Fifth, power training⁢ will help you to build ⁣endurance and⁤ stamina. You‌ will ‌be able to increase your cycling⁣ cadence and⁢ power‌ output,⁣ which ‌can help you ride faster ⁣and longer.

Sixth, power training will help you to develop a‌ powerful pedal stroke. Through specific exercises, you will be able to develop a stronger, smoother and more ‌efficient ⁣pedal‍ stroke which can ‍help to improve your​ cycling ⁤performance.

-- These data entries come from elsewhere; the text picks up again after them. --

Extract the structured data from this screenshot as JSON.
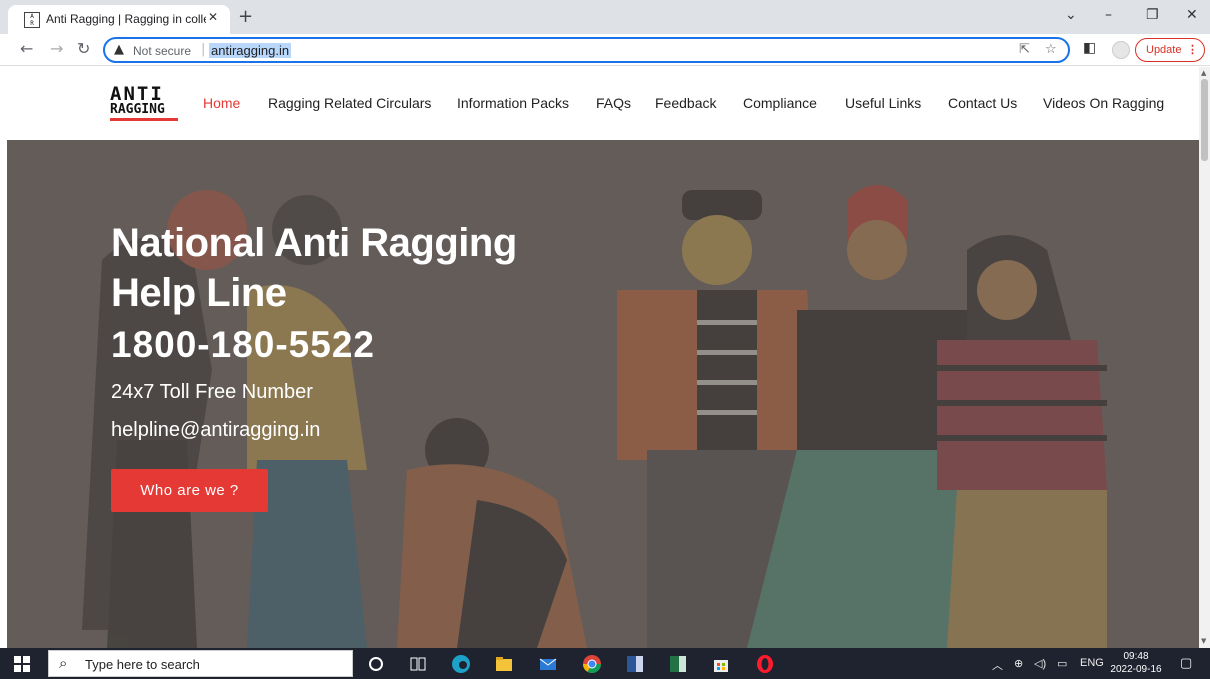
{
  "browser": {
    "tab_title": "Anti Ragging | Ragging in college",
    "tab_close": "✕",
    "new_tab": "+",
    "favicon_text": "ANTI RAG",
    "url_security": "Not secure",
    "url": "antiragging.in",
    "update_label": "Update",
    "window_controls": [
      "chevron-down-icon",
      "minimize-icon",
      "restore-icon",
      "close-icon"
    ]
  },
  "site": {
    "logo_line1": "ANTI",
    "logo_line2": "RAGGING",
    "nav": [
      "Home",
      "Ragging Related Circulars",
      "Information Packs",
      "FAQs",
      "Feedback",
      "Compliance",
      "Useful Links",
      "Contact Us",
      "Videos On Ragging"
    ],
    "active_nav": "Home",
    "accent_color": "#e53935"
  },
  "hero": {
    "title_line1": "National Anti Ragging",
    "title_line2": "Help Line",
    "phone": "1800-180-5522",
    "subtitle": "24x7 Toll Free Number",
    "email": "helpline@antiragging.in",
    "cta": "Who are we ?"
  },
  "taskbar": {
    "search_placeholder": "Type here to search",
    "language": "ENG",
    "time": "09:48",
    "date": "2022-09-16",
    "apps": [
      "cortana-icon",
      "task-view-icon",
      "edge-icon",
      "file-explorer-icon",
      "mail-icon",
      "chrome-icon",
      "word-icon",
      "excel-icon",
      "store-icon",
      "opera-icon"
    ]
  }
}
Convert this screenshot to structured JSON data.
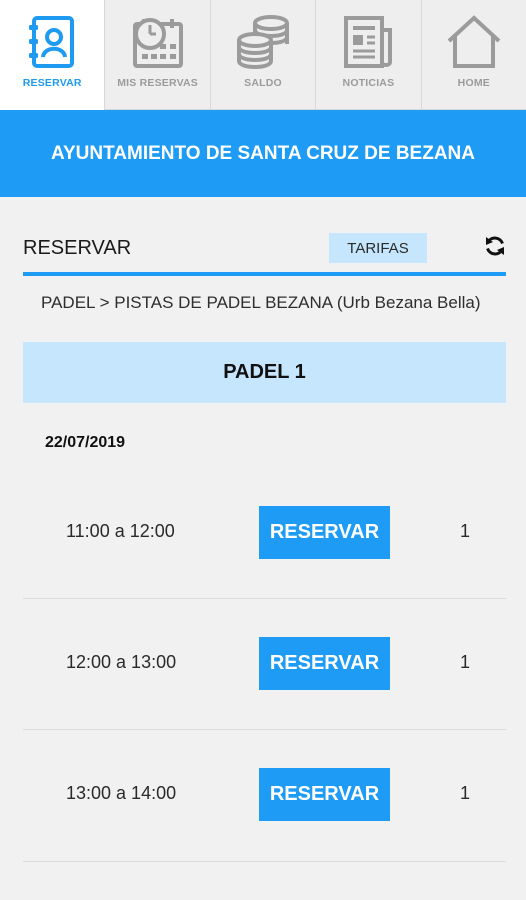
{
  "tabs": [
    {
      "label": "RESERVAR",
      "icon": "contact-book-icon",
      "active": true
    },
    {
      "label": "MIS RESERVAS",
      "icon": "calendar-clock-icon",
      "active": false
    },
    {
      "label": "SALDO",
      "icon": "coins-stack-icon",
      "active": false
    },
    {
      "label": "NOTICIAS",
      "icon": "newspaper-icon",
      "active": false
    },
    {
      "label": "HOME",
      "icon": "home-icon",
      "active": false
    }
  ],
  "banner": {
    "title": "AYUNTAMIENTO DE SANTA CRUZ DE BEZANA"
  },
  "section": {
    "title": "RESERVAR",
    "tarifas_label": "TARIFAS",
    "refresh_icon": "refresh-icon"
  },
  "breadcrumb": "PADEL > PISTAS DE PADEL BEZANA (Urb Bezana Bella)",
  "court": {
    "name": "PADEL 1"
  },
  "date": "22/07/2019",
  "slots": [
    {
      "time": "11:00 a 12:00",
      "button_label": "RESERVAR",
      "count": "1"
    },
    {
      "time": "12:00 a 13:00",
      "button_label": "RESERVAR",
      "count": "1"
    },
    {
      "time": "13:00 a 14:00",
      "button_label": "RESERVAR",
      "count": "1"
    }
  ],
  "colors": {
    "accent": "#1e9bf5",
    "accent_light": "#c5e6fc",
    "inactive_icon": "#9b9b9b",
    "background": "#f1f1f1"
  }
}
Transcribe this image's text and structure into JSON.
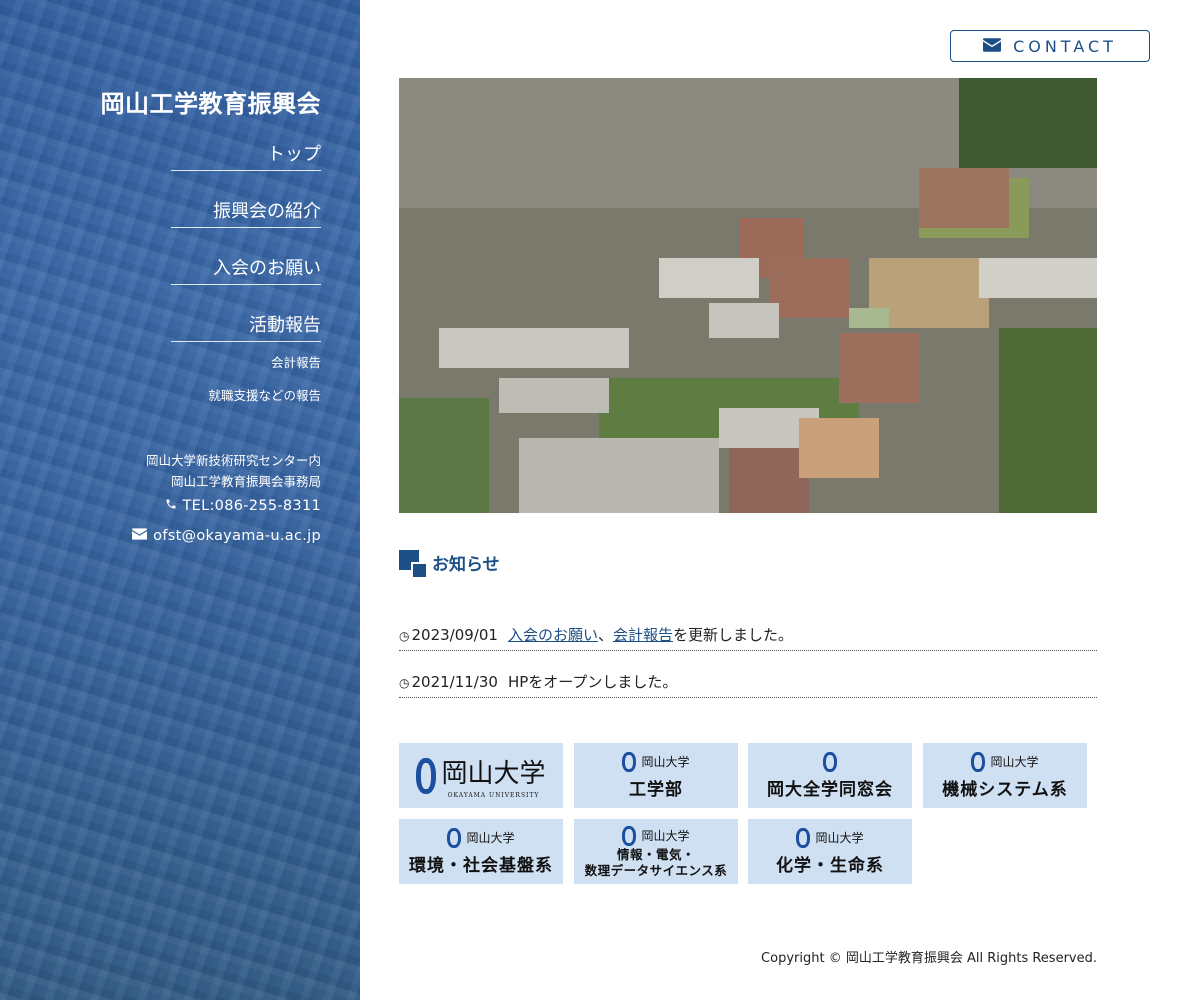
{
  "sidebar": {
    "site_title": "岡山工学教育振興会",
    "nav": [
      {
        "label": "トップ"
      },
      {
        "label": "振興会の紹介"
      },
      {
        "label": "入会のお願い"
      },
      {
        "label": "活動報告"
      }
    ],
    "sub_nav": [
      {
        "label": "会計報告"
      },
      {
        "label": "就職支援などの報告"
      }
    ],
    "address_line1": "岡山大学新技術研究センター内",
    "address_line2": "岡山工学教育振興会事務局",
    "tel": "TEL:086-255-8311",
    "email": "ofst@okayama-u.ac.jp"
  },
  "header": {
    "contact_label": "CONTACT",
    "contact_icon": "envelope-icon"
  },
  "news": {
    "heading": "お知らせ",
    "items": [
      {
        "date": "2023/09/01",
        "link1": "入会のお願い",
        "sep": "、",
        "link2": "会計報告",
        "text": "を更新しました。"
      },
      {
        "date": "2021/11/30",
        "text": "HPをオープンしました。"
      }
    ]
  },
  "banners": [
    {
      "uni": "岡山大学",
      "en": "OKAYAMA UNIVERSITY",
      "main": ""
    },
    {
      "uni": "岡山大学",
      "main": "工学部"
    },
    {
      "uni": "",
      "main": "岡大全学同窓会"
    },
    {
      "uni": "岡山大学",
      "main": "機械システム系"
    },
    {
      "uni": "岡山大学",
      "main": "環境・社会基盤系"
    },
    {
      "uni": "岡山大学",
      "main_line1": "情報・電気・",
      "main_line2": "数理データサイエンス系"
    },
    {
      "uni": "岡山大学",
      "main": "化学・生命系"
    }
  ],
  "footer": {
    "copyright": "Copyright © 岡山工学教育振興会 All Rights Reserved."
  },
  "colors": {
    "accent": "#1c4f86",
    "banner_bg": "#cfe0f3",
    "sidebar_overlay": "#2656a0"
  }
}
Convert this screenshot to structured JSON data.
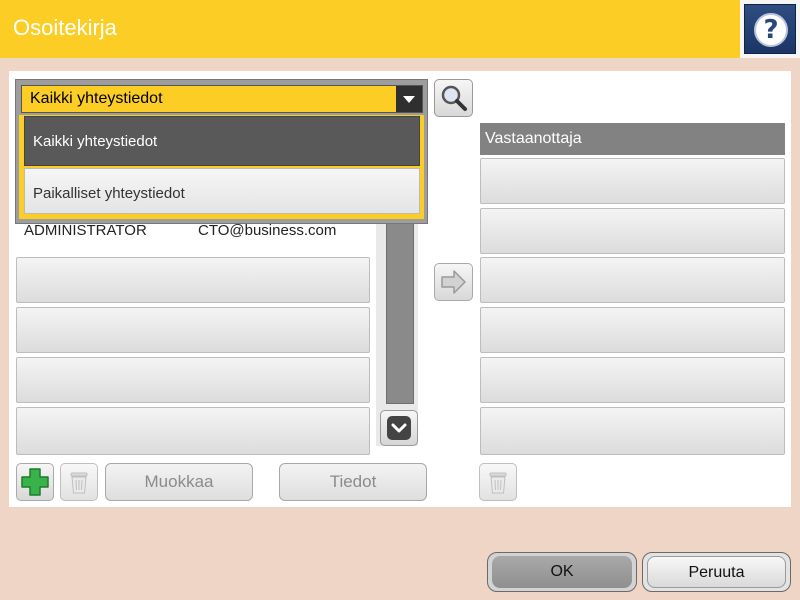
{
  "header": {
    "title": "Osoitekirja",
    "help_label": "?"
  },
  "dropdown": {
    "selected": "Kaikki yhteystiedot",
    "options": [
      "Kaikki yhteystiedot",
      "Paikalliset yhteystiedot"
    ]
  },
  "contacts": [
    {
      "name": "ADMINISTRATOR",
      "email": "CTO@business.com"
    }
  ],
  "recipients": {
    "header": "Vastaanottaja"
  },
  "toolbar": {
    "edit_label": "Muokkaa",
    "info_label": "Tiedot"
  },
  "footer": {
    "ok_label": "OK",
    "cancel_label": "Peruuta"
  },
  "colors": {
    "accent": "#fbcd25",
    "background": "#efd5c5",
    "help_button": "#1c3566"
  },
  "icons": [
    "help-icon",
    "search-icon",
    "chevron-down-icon",
    "arrow-right-icon",
    "add-icon",
    "trash-icon"
  ]
}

Seventh, power training will ⁢help you to become ⁢a ‍more well-rounded​ cyclist. By developing your all-round strength and power, you will be able‌ to excel in all areas of cycling, ‍from hills and mountains to sprints and track events. ‌

Eighth, power training will help you to become a better​ climber. Through specific exercises tailored to your individual ‌power goals, you will be able to develop a greater level of⁤ strength ⁢and power which⁣ can help you climb faster and further. ‌

Ninth,⁢ power training will help⁣ you to⁢ save energy during races.⁢ By working on specific ​muscle groups, you will be‍ able to⁣ produce more power with‌ less effort,‌ which will help you⁢ to conserve energy ⁣and stay strong until ‍the finish line.

Tenth, power training will help you to become a better ⁤time trial cyclist. Through a tailored program, ​you will be able to develop a⁢ greater level of speed ‍and power which can help you to‌ beat the clock.

Eleventh, power training will ⁢help you to ​develop greater mental focus and mental toughness. By focusing on specific muscle groups, you will be able to develop greater concentration and self-discipline which can help you to reach ​peak performance.

Finally, power training at Giant Bicycles UK is fun and convenient. Their elite coaches will be available to ​tailor each program ​to your specific goals and abilities. Plus, with convenient online​ sessions and group classes,‍ you ‌will ⁤be able to work out ⁣in the comfort ‍of⁣ your own home.

Power training with Giant Bicycles⁤ UK is a ‍great​ way to unlock‍ your‍ potential and take your⁢ cycling​ to the next level. With⁢ convenient and tailored⁣ services, you will ⁢be able to improve your‌ overall⁢ cycling skills and performance in ⁣no ‍time.